Thomas Bridge 06 May 2015

Council accused of 'social cleansing' over tenant relocation letter

Council accused of social cleansing over tenant relocation letter image

A London borough has been accused of ‘social cleansing’ after sending a letter offering to pay local tenants to move 129 miles away to Birmingham.

The letter sent by Wandsworth Council was shared on Twitter by Labour's parliamentary candidate for Putney, Sheila Boswell, and prompted a furious response from social media users.

It says the borough would pay its current tenants up to £5,000 to relocate to privately owned accommodation in Birmingham.

‘The properties are mostly houses with a low rental charge and normally come with access to a garden and in some instances have a private driveway.
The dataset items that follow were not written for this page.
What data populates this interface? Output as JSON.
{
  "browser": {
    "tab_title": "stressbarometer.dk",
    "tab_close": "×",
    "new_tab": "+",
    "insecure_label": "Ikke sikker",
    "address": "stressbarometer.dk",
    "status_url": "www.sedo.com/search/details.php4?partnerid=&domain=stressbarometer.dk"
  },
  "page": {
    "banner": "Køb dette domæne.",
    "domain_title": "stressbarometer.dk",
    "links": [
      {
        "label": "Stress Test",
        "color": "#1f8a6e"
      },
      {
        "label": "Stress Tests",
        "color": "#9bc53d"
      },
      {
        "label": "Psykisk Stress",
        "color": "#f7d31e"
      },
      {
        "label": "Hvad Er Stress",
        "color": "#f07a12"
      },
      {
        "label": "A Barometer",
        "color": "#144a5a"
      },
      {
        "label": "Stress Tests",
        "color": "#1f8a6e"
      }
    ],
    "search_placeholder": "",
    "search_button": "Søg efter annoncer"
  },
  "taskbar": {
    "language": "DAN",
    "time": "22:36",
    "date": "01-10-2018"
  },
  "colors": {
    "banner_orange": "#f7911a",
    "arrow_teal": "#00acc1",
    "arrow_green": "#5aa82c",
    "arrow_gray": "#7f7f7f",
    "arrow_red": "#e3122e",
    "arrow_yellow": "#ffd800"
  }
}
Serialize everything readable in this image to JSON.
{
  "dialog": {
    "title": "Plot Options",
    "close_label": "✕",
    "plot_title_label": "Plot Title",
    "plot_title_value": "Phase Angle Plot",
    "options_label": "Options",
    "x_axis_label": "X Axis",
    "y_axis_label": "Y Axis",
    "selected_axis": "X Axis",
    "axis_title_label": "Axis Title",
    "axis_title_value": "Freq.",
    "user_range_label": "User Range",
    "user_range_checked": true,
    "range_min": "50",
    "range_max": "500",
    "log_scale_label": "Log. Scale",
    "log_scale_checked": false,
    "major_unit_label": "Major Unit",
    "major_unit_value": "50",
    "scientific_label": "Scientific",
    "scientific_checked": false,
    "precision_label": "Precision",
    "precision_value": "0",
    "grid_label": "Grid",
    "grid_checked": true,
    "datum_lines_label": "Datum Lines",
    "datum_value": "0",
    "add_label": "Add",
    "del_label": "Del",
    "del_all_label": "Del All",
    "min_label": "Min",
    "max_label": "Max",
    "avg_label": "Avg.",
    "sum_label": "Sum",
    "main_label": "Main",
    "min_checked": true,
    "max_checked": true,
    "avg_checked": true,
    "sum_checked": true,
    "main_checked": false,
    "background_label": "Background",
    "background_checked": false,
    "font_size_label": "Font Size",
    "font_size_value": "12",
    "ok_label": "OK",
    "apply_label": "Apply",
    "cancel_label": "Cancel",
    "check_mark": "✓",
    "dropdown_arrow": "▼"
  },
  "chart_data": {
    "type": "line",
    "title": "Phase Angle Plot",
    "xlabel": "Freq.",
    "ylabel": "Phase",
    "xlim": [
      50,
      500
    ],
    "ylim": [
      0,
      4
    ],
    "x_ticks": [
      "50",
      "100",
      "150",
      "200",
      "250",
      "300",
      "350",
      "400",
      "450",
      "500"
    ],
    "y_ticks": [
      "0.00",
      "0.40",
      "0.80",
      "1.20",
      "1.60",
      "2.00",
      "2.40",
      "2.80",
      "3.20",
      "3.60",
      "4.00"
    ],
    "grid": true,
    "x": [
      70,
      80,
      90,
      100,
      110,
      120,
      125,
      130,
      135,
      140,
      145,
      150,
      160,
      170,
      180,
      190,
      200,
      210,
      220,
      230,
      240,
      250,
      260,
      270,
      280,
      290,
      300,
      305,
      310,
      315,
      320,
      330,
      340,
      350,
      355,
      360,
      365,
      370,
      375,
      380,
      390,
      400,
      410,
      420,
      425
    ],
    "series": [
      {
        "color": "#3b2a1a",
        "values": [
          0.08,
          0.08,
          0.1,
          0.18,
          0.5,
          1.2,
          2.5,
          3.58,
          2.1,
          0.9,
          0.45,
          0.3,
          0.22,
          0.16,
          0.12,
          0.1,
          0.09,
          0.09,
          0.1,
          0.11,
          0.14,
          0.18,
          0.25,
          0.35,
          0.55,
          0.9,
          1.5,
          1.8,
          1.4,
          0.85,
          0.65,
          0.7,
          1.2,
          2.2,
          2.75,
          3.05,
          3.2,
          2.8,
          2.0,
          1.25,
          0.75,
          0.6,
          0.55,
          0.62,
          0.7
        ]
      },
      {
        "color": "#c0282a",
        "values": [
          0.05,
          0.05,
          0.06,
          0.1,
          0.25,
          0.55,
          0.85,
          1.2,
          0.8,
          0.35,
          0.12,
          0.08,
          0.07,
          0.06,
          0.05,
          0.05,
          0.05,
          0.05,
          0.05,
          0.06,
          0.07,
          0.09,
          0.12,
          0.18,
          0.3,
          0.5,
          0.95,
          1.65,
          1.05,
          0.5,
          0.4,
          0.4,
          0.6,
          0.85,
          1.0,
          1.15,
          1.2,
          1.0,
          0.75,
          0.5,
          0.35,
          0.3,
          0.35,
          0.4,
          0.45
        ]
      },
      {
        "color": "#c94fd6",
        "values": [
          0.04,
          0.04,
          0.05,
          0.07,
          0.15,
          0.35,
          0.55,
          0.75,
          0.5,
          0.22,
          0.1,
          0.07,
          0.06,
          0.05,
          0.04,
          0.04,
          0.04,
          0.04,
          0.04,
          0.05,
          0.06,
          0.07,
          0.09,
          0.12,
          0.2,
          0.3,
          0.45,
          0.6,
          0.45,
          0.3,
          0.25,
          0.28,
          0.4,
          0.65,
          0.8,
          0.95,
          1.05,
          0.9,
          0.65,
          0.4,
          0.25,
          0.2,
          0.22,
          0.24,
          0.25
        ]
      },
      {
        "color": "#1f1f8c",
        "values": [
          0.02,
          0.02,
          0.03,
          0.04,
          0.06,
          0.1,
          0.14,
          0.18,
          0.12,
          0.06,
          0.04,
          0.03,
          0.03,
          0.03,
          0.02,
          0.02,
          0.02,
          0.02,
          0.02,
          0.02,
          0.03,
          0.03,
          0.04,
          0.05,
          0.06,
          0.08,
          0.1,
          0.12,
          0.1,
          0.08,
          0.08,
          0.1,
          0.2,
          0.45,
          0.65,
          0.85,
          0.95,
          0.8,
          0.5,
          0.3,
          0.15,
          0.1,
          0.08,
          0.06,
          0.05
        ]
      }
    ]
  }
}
The council will pay the tenant(s) as per the following for bedrooms given up: 2 bedroom property - £3,500; 3 bedroom property - £4,000; 4 bedroom property - £5,000; 5 bedroom property - £5,000,’ the letter states/

‘We will also be able to help you with the rent deposit and assist with removal costs up to £2,000,’ it adds.

While the letter describes the measure as ‘just an opportunity and entirely your own choice’, Labour's parliamentary candidate for Battersea, Will Martindale, said one local woman had complained of feeling ‘not wanted’.

Boswell described the letter as ‘unbelievable’ while Martindale labelled it ‘scandalous’.

A spokesperson for Wandsworth Council said: ‘This is a scheme that has been in place in Wandsworth for many years. Every other London borough has a similar policy.

‘What it does is provide choices and incentives for tenants in larger properties to hand them back so that they can be used to provide new social rented homes for families on waiting lists who may be living in overcrowded conditions and need a bigger property.’

‘Offering a financial incentive is one of the ways in which tenants who don’t need such big homes can be encouraged to give them up.

‘As the letter makes crystal clear, it is not compulsory and no-one is forced to leave, but some residents are quite happy to move out of London because they may have family connections in other parts of the country or are looking to make a fresh start outside the capital.’